B. LES MOTIFS DE CET ASSOUPLISSEMENT MODÉRÉ

L'absence d'étude d'impact et de débat parlementaire sur une disposition prise par voie d'ordonnance, ainsi que le caractère laconique du rapport au Président de la République sur le projet d'ordonnance, rendent difficile d'apprécier les raisons qui ont conduit le Gouvernement à adopter cette mesure d'assouplissement procédural .

Le rapport au Président de la République se contente d'indiquer qu'il s'agissait de faciliter la cession d'entreprises mises en difficulté par la crise sanitaire, « dès lors qu'elles sont viables et si le débiteur n'est pas en mesure d'assurer lui-même la poursuite de l'activité dans le cadre d'un plan de sauvegarde ou de redressement », et pour le cas où « les dirigeants de la personne morale en liquidation judiciaire [seraient] en mesure de préserver les emplois en reprenant l'entreprise dans le cadre d'un plan de cession ». La circulaire du 16 juin 2020 précise que « les premières analyses des conséquences de la crise font apparaître (...) que le maintien des emplois imposera plus fréquemment une telle opération, dans un marché affecté par cette crise 14 ( * ) ».

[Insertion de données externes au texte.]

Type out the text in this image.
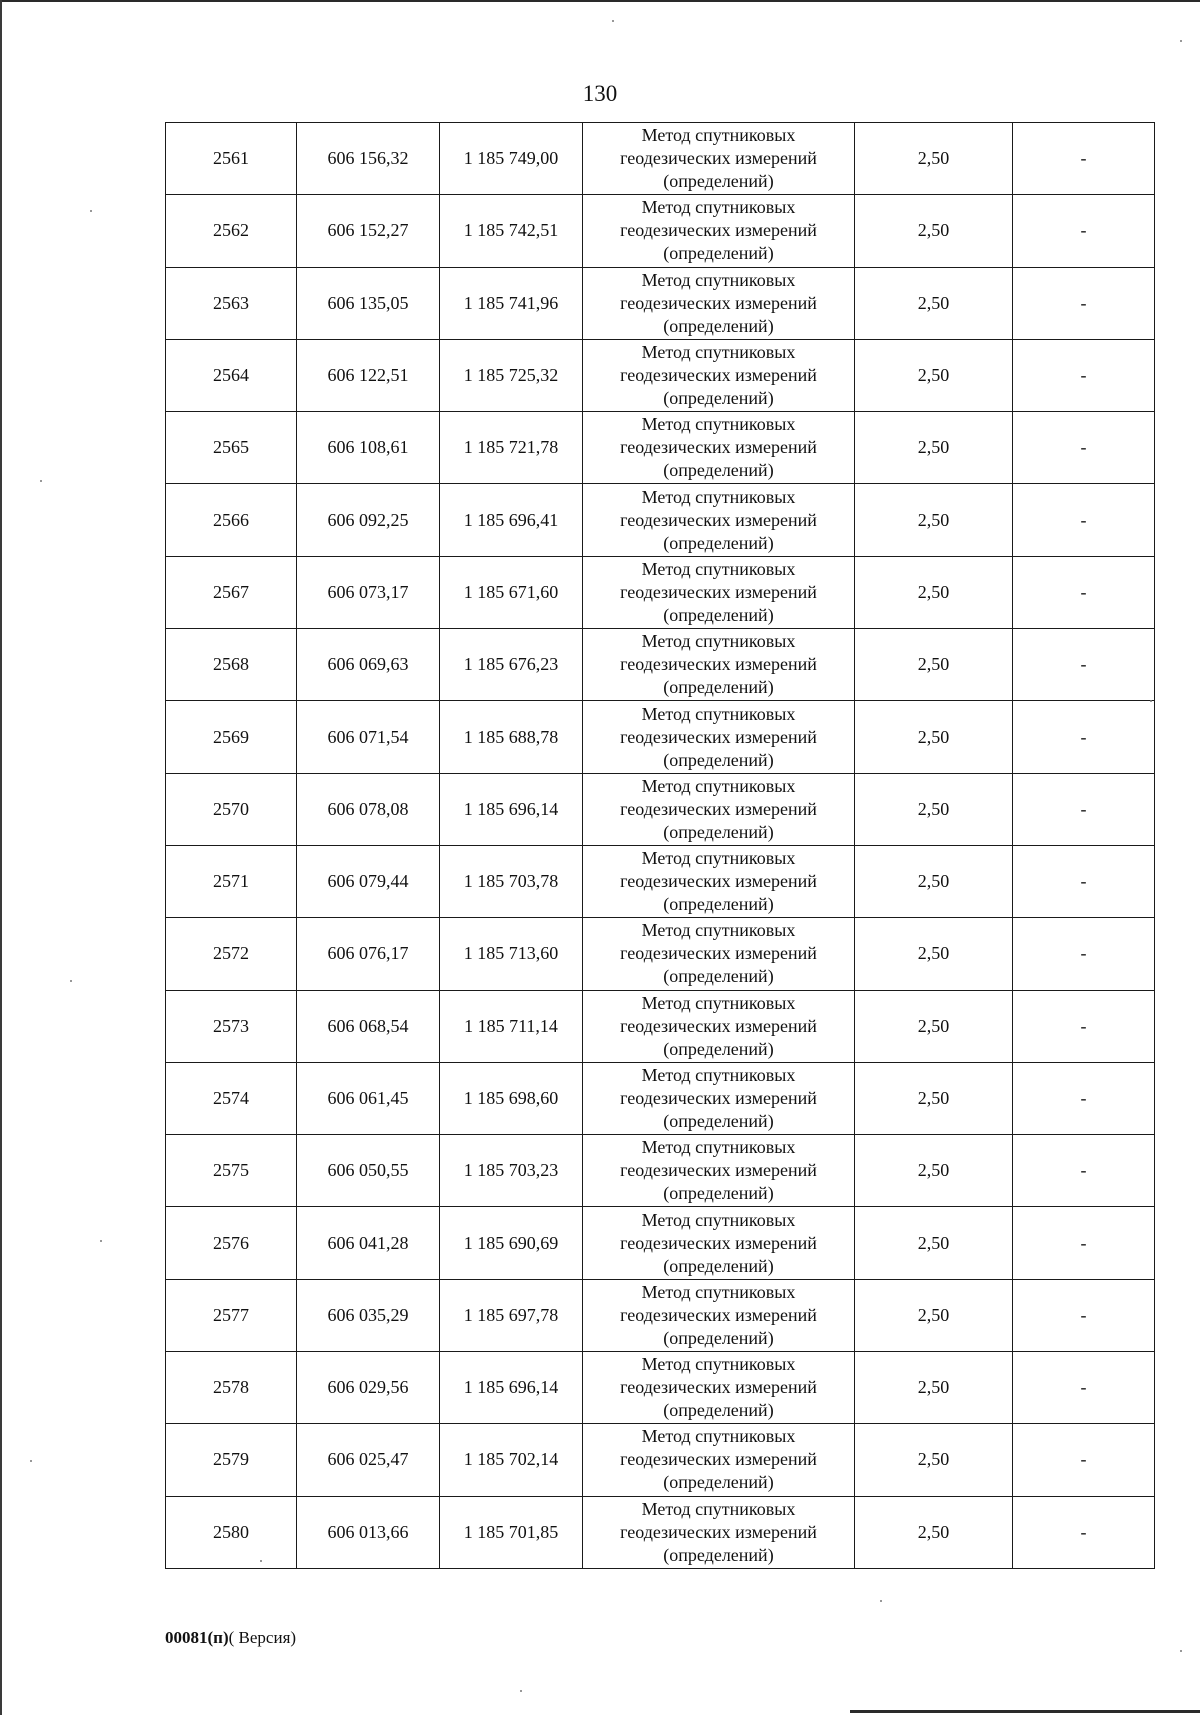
130
2561	606 156,32	1 185 749,00	Метод спутниковых
геодезических измерений
(определений)	2,50	-
2562	606 152,27	1 185 742,51	Метод спутниковых
геодезических измерений
(определений)	2,50	-
2563	606 135,05	1 185 741,96	Метод спутниковых
геодезических измерений
(определений)	2,50	-
2564	606 122,51	1 185 725,32	Метод спутниковых
геодезических измерений
(определений)	2,50	-
2565	606 108,61	1 185 721,78	Метод спутниковых
геодезических измерений
(определений)	2,50	-
2566	606 092,25	1 185 696,41	Метод спутниковых
геодезических измерений
(определений)	2,50	-
2567	606 073,17	1 185 671,60	Метод спутниковых
геодезических измерений
(определений)	2,50	-
2568	606 069,63	1 185 676,23	Метод спутниковых
геодезических измерений
(определений)	2,50	-
2569	606 071,54	1 185 688,78	Метод спутниковых
геодезических измерений
(определений)	2,50	-
2570	606 078,08	1 185 696,14	Метод спутниковых
геодезических измерений
(определений)	2,50	-
2571	606 079,44	1 185 703,78	Метод спутниковых
геодезических измерений
(определений)	2,50	-
2572	606 076,17	1 185 713,60	Метод спутниковых
геодезических измерений
(определений)	2,50	-
2573	606 068,54	1 185 711,14	Метод спутниковых
геодезических измерений
(определений)	2,50	-
2574	606 061,45	1 185 698,60	Метод спутниковых
геодезических измерений
(определений)	2,50	-
2575	606 050,55	1 185 703,23	Метод спутниковых
геодезических измерений
(определений)	2,50	-
2576	606 041,28	1 185 690,69	Метод спутниковых
геодезических измерений
(определений)	2,50	-
2577	606 035,29	1 185 697,78	Метод спутниковых
геодезических измерений
(определений)	2,50	-
2578	606 029,56	1 185 696,14	Метод спутниковых
геодезических измерений
(определений)	2,50	-
2579	606 025,47	1 185 702,14	Метод спутниковых
геодезических измерений
(определений)	2,50	-
2580	606 013,66	1 185 701,85	Метод спутниковых
геодезических измерений
(определений)	2,50	-
00081(п)( Версия)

Selon les informations complémentaires recueillies par la rapporteure, deux principales considérations conjoncturelles ont motivé cet assouplissement temporaire de la procédure :

- une considération d'ordre économique : on pouvait craindre que les repreneurs potentiels ne soient beaucoup moins nombreux qu'habituellement dans le contexte très incertain de la crise sanitaire ; il convenait donc de faciliter la reprise d'entreprises par leurs dirigeants eux-mêmes ;

- une considération d'ordre moral : les dirigeants d'entreprises mises en difficulté par la crise sanitaire et les mesures de police administrative prises pour y faire face (fermeture d'établissements, limitation des déplacements, etc .) n'en portant aucunement la responsabilité, il était légitime de leur permettre de présenter plus facilement des offres de reprise, en concurrence, le cas échéant, avec des candidats extérieurs.

S'y sont ajoutées des considérations indépendantes du contexte de crise et tenant au bien-fondé de la procédure de droit commun :

- l'exigence d'une requête préalable du ministère public, compte tenu notamment du fait qu'elle impose aux dirigeants, parents ou alliés de lui soumettre leur offre très en amont de l'expiration du délai normalement imparti aux candidats repreneurs, peut faire obstacle à la présentation effective d'une telle offre, quand bien même elle serait la seule possible ou la plus pertinente eu égard aux critères légaux ;

- en outre, plutôt que l'offre des dirigeants, parents ou alliés soit formulée par l'intermédiaire d'une requête (non motivée) du ministère public, il peut apparaître préférable qu'elle soit directement présentée au tribunal et soumise à débat contradictoire à l'audience ;

- enfin, certains parquets semblent réticents à endosser la responsabilité de présenter une telle requête, et estiment que leur rôle est plutôt de formuler un avis à l'audience à l'issue des débats et, le cas échéant, de faire usage de leur droit d'appel .

Ces dernières considérations semblent corroborées par la rareté des affaires où il est effectivement recouru à la faculté prévue à l'article L. 642-3 du code de commerce .


* 14 Circulaire du garde des sceaux du 16 juin 2020 de présentation de l'ordonnance n° 2020-596 du 20 mai 2020.